This morning I woke up to the sound of a complete down pour. I laid in bed and thought to myself that I don't have to get out of bed because everyone else is going to be late to work anyway. I am going to miss the fact that rain is an acceptable reason to be a few minutes late to work.
I wore my boots to work this morning and it's a good thing I did because the entire hospital was flooded, again. I had to walk through the compound very slowly so that the water didn't come up above the top of my boots. I was quite frustrated for a while this morning and then I reminded myself just to laugh. There's nothing we can do about a flood so why raise my blood pressure over it.
I was talking with a patient this morning and as I was completeing a form for him I asked him about his past partners. He told me that she had gone home already and it stopped me as I was writing. He said it again: "She's gone home". I then understood what he meant and said alright. We continued to talk but what stuck out to me was the complete ease and confidence he had in the simple statement: "She's gone home". Always amazed at others confidence in God.
I was laying in bed thinking last night about an experience i've had in college that i've wanted to blog about for a long time but never got around to. My junior year of college I took an anatomy class and for this class we had a lab in which we had to discet a cat. My lab partner dropped out after about the third week of class and I was left alone. My proffessor told me I had the options to switch groups but that once I switched I wouldn't be able to switch again. I looked to my left and there were two girls who are both very hard work and I knew they were definately A students and then I looked directly in front of me and there were two football players who were struggling with their cat. I walked over to the girls but my heart went out to the two boys and after a few minutes I asked them if I could be their lab partner. They said yes. :)
We worked together all semester and even more than being lab partners we became study buddies. We would work together for hours the days and weeks before the different tests that we would have. I was wondering at first what I got myself into; I could have picked an easier group to be with but I'm never the kind of person to choose the easy way out. I now look back at my time working with Robert and Matt and I don't think I could have had a better semester. My junior year of college was not my favorite year of college and there were many days in which I was completely upset and stressed out at life. I remember walking to the library one day to meet the boys and almost being in tears. Robert and Matt came and they immediately made me laugh, and laugh, and laugh some more. By the end of our study time I had forgotten what I had been so upset about and felt really relieved.
Another time I was terribly sick and I knew that I was going to have a hard time working in the lab that night but our cat had to have certain parts labeled by the next day and I had to go in. I had a meeting so I told Robert and Matt just to meet me there and they said they would go in earlier because they didn't have anything. By the time I got to the lab they had already finished 90% of the work. I felt sooo relieved. All I had to do was help them find a few things that were tricky and we were finished. I looked over at the two girls who were A students and they had just begun doing their work because they had procrastinated. To me this was a reminder from God that I really shouldn't judge people in their ability to work hard.

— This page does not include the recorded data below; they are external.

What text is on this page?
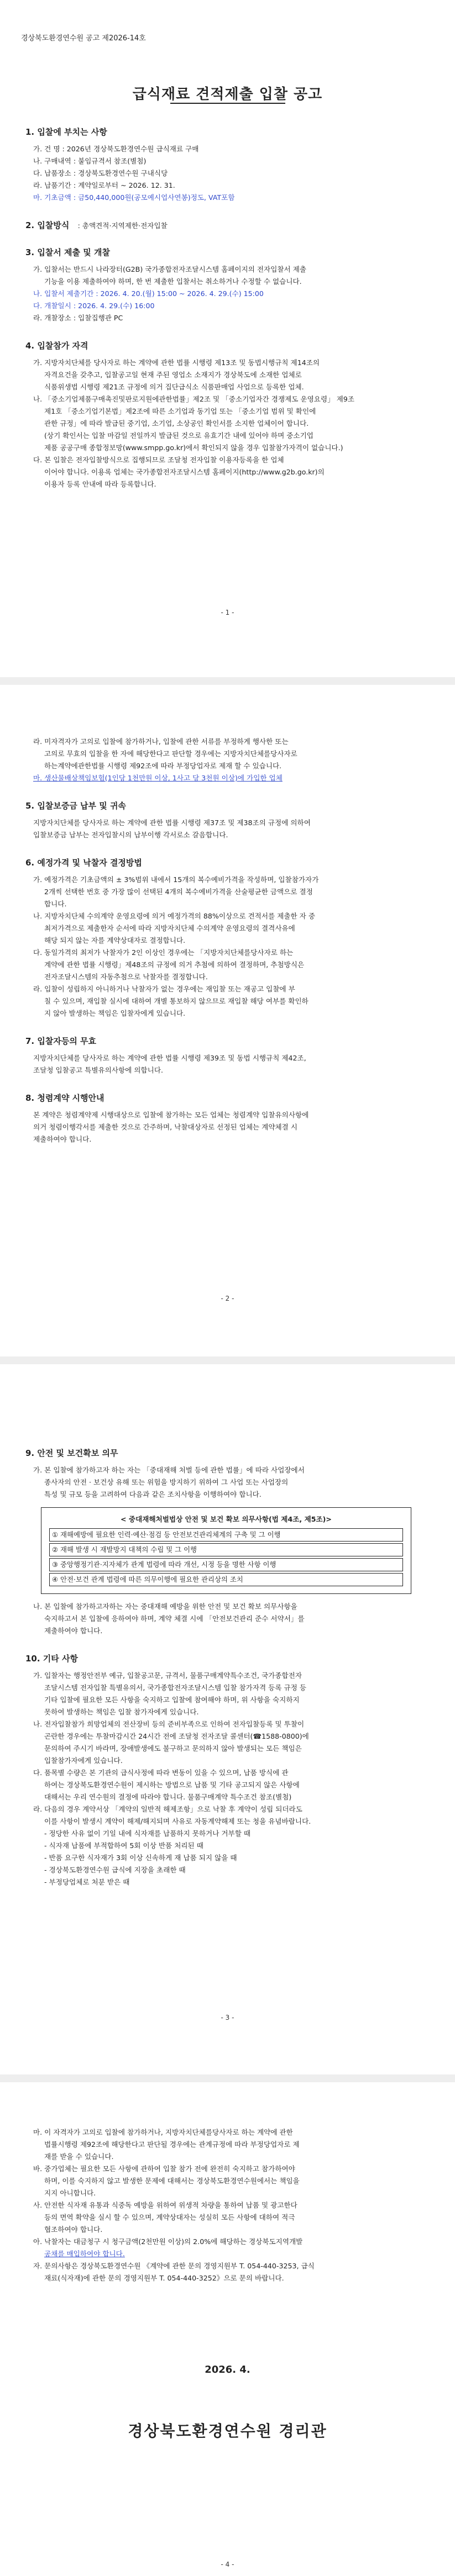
경상북도환경연수원 공고 제2026-14호
급식재료 견적제출 입찰 공고
1. 입찰에 부치는 사항
가. 건 명 : 2026년 경상북도환경연수원 급식재료 구매
나. 구매내역 : 붙임규격서 참조(별첨)
다. 납품장소 : 경상북도환경연수원 구내식당
라. 납품기간 : 계약일로부터 ~ 2026. 12. 31.
마. 기초금액 : 금50,440,000원(공모예시업사연봉)정도, VAT포함
2. 입찰방식 : 총액견적·지역제한·전자입찰
3. 입찰서 제출 및 개찰
가. 입찰서는 반드시 나라장터(G2B) 국가종합전자조달시스템 홈페이지의 전자입찰서 제출
기능을 이용 제출하여야 하며, 한 번 제출한 입찰서는 취소하거나 수정할 수 없습니다.
나. 입찰서 제출기간 : 2026. 4. 20.(월) 15:00 ~ 2026. 4. 29.(수) 15:00
다. 개찰일시 : 2026. 4. 29.(수) 16:00
라. 개찰장소 : 입찰집행관 PC
4. 입찰참가 자격
가. 지방자치단체를 당사자로 하는 계약에 관한 법률 시행령 제13조 및 동법시행규칙 제14조의
자격요건을 갖추고, 입찰공고일 현재 주된 영업소 소재지가 경상북도에 소재한 업체로
식품위생법 시행령 제21조 규정에 의거 집단급식소 식품판매업 사업으로 등록한 업체.
나. 「중소기업제품구매촉진및판로지원에관한법률」제2조 및 「중소기업자간 경쟁제도 운영요령」 제9조
제1호 「중소기업기본법」제2조에 따른 소기업과 동기업 또는 「중소기업 범위 및 확인에
관한 규정」에 따라 발급된 중기업, 소기업, 소상공인 확인서를 소지한 업체이어 합니다.
(상기 확인서는 입찰 마감일 전일까지 발급된 것으로 유효기간 내에 있어야 하며 중소기업
제품 공공구매 종합정보망(www.smpp.go.kr)에서 확인되지 않을 경우 입찰참가자격이 없습니다.)
다. 본 입찰은 전자입찰방식으로 집행되므로 조달청 전자입찰 이용자등록을 한 업체
이어야 합니다. 이용록 업체는 국가종합전자조달시스템 홈페이지(http://www.g2b.go.kr)의
이용자 등록 안내에 따라 등록합니다.
- 1 -
라. 미자격자가 고의로 입찰에 참가하거나, 입찰에 관한 서류를 부정하게 행사한 또는
고의로 무효의 입찰을 한 자에 해당한다고 판단할 경우에는 지방자치단체를당사자로
하는계약에관한법률 시행령 제92조에 따라 부정당업자로 제재 할 수 있습니다.
마. 생산물배상책임보험(1인당 1천만원 이상, 1사고 당 3천원 이상)에 가입한 업체
5. 입찰보증금 납부 및 귀속
지방자치단체를 당사자로 하는 계약에 관한 법률 시행령 제37조 및 제38조의 규정에 의하여
입찰보증금 납부는 전자입찰시의 납부이행 각서로소 갈음합니다.
6. 예정가격 및 낙찰자 결정방법
가. 예정가격은 기초금액의 ± 3%범위 내에서 15개의 복수예비가격을 작성하며, 입찰참가자가
2개씩 선택한 번호 중 가장 많이 선택된 4개의 복수예비가격을 산술평균한 금액으로 결정
합니다.
나. 지방자치단체 수의계약 운영요령에 의거 예정가격의 88%이상으로 견적서를 제출한 자 중
최저가격으로 제출한자 순서에 따라 지방자치단체 수의계약 운영요령의 결격사유에
해당 되지 않는 자를 계약상대자로 결정합니다.
다. 동일가격의 최저가 낙찰자가 2인 이상인 경우에는 「지방자치단체를당사자로 하는
계약에 관한 법률 시행령」제48조의 규정에 의거 추첨에 의하여 결정하며, 추첨방식은
전자조달시스템의 자동추첨으로 낙찰자를 결정합니다.
라. 입찰이 성립하지 아니하거나 낙찰자가 없는 경우에는 재입찰 또는 재공고 입찰에 부
칠 수 있으며, 재입찰 실시에 대하여 개별 통보하지 않으므로 재입찰 해당 여부를 확인하
지 않아 발생하는 책임은 입찰자에게 있습니다.
7. 입찰자등의 무효
지방자치단체를 당사자로 하는 계약에 관한 법률 시행령 제39조 및 동법 시행규칙 제42조,
조달청 입찰공고 특별유의사항에 의합니다.
8. 청렴계약 시행안내
본 계약은 청렴계약제 시행대상으로 입찰에 참가하는 모든 업체는 청렴계약 입찰유의사항에
의거 청렴이행각서를 제출한 것으로 간주하며, 낙찰대상자로 선정된 업체는 계약체결 시
제출하여야 합니다.
- 2 -
9. 안전 및 보건확보 의무
가. 본 입찰에 참가하고자 하는 자는 「중대재해 처벌 등에 관한 법률」에 따라 사업장에서
종사자의 안전 · 보건상 유해 또는 위험을 방지하기 위하여 그 사업 또는 사업장의
특성 및 규모 등을 고려하여 다음과 같은 조치사항을 이행하여야 합니다.
< 중대재해처벌법상 안전 및 보건 확보 의무사항(법 제4조, 제5조)>
① 재해예방에 필요한 인력·예산·점검 등 안전보건관리체계의 구축 및 그 이행
② 재해 발생 시 재발방지 대책의 수립 및 그 이행
③ 중앙행정기관·지자체가 관계 법령에 따라 개선, 시정 등을 명한 사항 이행
④ 안전·보건 관계 법령에 따른 의무이행에 필요한 관리상의 조치
나. 본 입찰에 참가하고자하는 자는 중대재해 예방을 위한 안전 및 보건 확보 의무사항을
숙지하고서 본 입찰에 응하여야 하며, 계약 체결 시에 「안전보건관리 준수 서약서」를
제출하여야 합니다.
10. 기타 사항
가. 입찰자는 행정안전부 예규, 입찰공고문, 규격서, 물품구매계약특수조건, 국가종합전자
조달시스템 전자입찰 특별유의서, 국가종합전자조달시스템 입찰 참가자격 등록 규정 등
기타 입찰에 필요한 모든 사항을 숙지하고 입찰에 참여해야 하며, 위 사항을 숙지하지
못하여 발생하는 책임은 입찰 참가자에게 있습니다.
나. 전자입찰참가 희망업체의 전산장비 등의 준비부족으로 인하여 전자입찰등록 및 투찰이
곤란한 경우에는 투찰마감시간 24시간 전에 조달청 전자조달 콜센터(☎1588-0800)에
문의하여 주시기 바라며, 장애발생에도 불구하고 문의하지 않아 발생되는 모든 책임은
입찰참가자에게 있습니다.
다. 품목별 수량은 본 기관의 급식사정에 따라 변동이 있을 수 있으며, 납품 방식에 관
하여는 경상북도환경연수원이 제시하는 방법으로 납품 및 기타 공고되지 않은 사항에
대해서는 우리 연수원의 결정에 따라야 합니다. 물품구매계약 특수조건 참조(별첨)
라. 다음의 경우 계약서상 「계약의 일반적 해제조항」으로 낙찰 후 계약이 성립 되더라도
이를 사항이 발생시 계약이 해제/해지되며 사유로 자동계약해제 또는 청을 유념바랍니다.
- 정당한 사유 없이 기일 내에 식자재를 납품하지 못하거나 거부할 때
- 식자재 납품에 부적합하여 5회 이상 반품 처리된 때
- 반품 요구한 식자재가 3회 이상 신속하게 재 납품 되지 않을 때
- 경상북도환경연수원 급식에 지장을 초래한 때
- 부정당업체로 처분 받은 때
- 3 -
마. 이 자격자가 고의로 입찰에 참가하거나, 지방자치단체를당사자로 하는 계약에 관한
법률시행령 제92조에 해당한다고 판단될 경우에는 관계규정에 따라 부정당업자로 제
재를 받을 수 있습니다.
바. 중가업체는 필요한 모든 사항에 관하여 입찰 참가 전에 완전히 숙지하고 참가하여야
하며, 이를 숙지하지 않고 발생한 문제에 대해서는 경상북도환경연수원에서는 책임을
지지 아니합니다.
사. 안전한 식자재 유통과 식중독 예방을 위하여 위생적 차량을 통하여 납품 및 광고한다
등의 면역 확약을 실시 할 수 있으며, 계약상대자는 성실히 모든 사항에 대하여 적극
협조하여야 합니다.
아. 낙찰자는 대금청구 시 청구금액(2천만원 이상)의 2.0%에 해당하는 경상북도지역개발
공채를 매입하여야 합니다.
자. 문의사항은 경상북도환경연수원 《계약에 관한 문의 경영지원부 T. 054-440-3253, 급식
재료(식자재)에 관한 문의 경영지원부 T. 054-440-3252》으로 문의 바랍니다.
2026. 4.
경상북도환경연수원 경리관
- 4 -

The next semester I took a nutrition class with the same professor. One day we were working on a project and I was the only student around and the professor came up to me. He told me how in his eight years of teaching I was the students who had impressed him the most. He told me how it didn't matter that I may not have gotten 100% in his class but that I had gotten a good grade and help two other people to pass. He told me that without me those boys would have never made it through that class and that I had helped them more than any other tutor he could have thought of.
Although my professor told me all those nice things about myself I think Robert and Matt helped me more than I helped them. They helped me to remember that it's always worth helping people even if you think it might be a little bit more work. They reminded me that whenever you give you always recieve more than you would have ever thought. They made me laugh and smile on some of my worst days and that is something you can't put a price on. I don't even know if they knew I was going through such a tough time, but that was the great thing they didn't need to.
Don't ever pass up the chance to help a Robert or Matt - you never know just how much they will help you.
I know this story isn't about Guyana but the thing is it really is about Guyana. Guyana has helped me more than I've ever helped Guyana. I laugh and I am healed by the goodness that is around me. Sure the place may be flooded and the mini buses may drive fast but amidst every bad thing I could name I could name another ten good things. Never judge, this is my constant lesson
That is all.
All my love,
Ashley Ann
Ashley, I love this story. I think there have been many times in my life where I took the easy way, and it wasn't all that easy because you take it for granted. I agree, we get so much more fulfillment when we stop and "help others", thus always helping ourselves by denying self for a moment.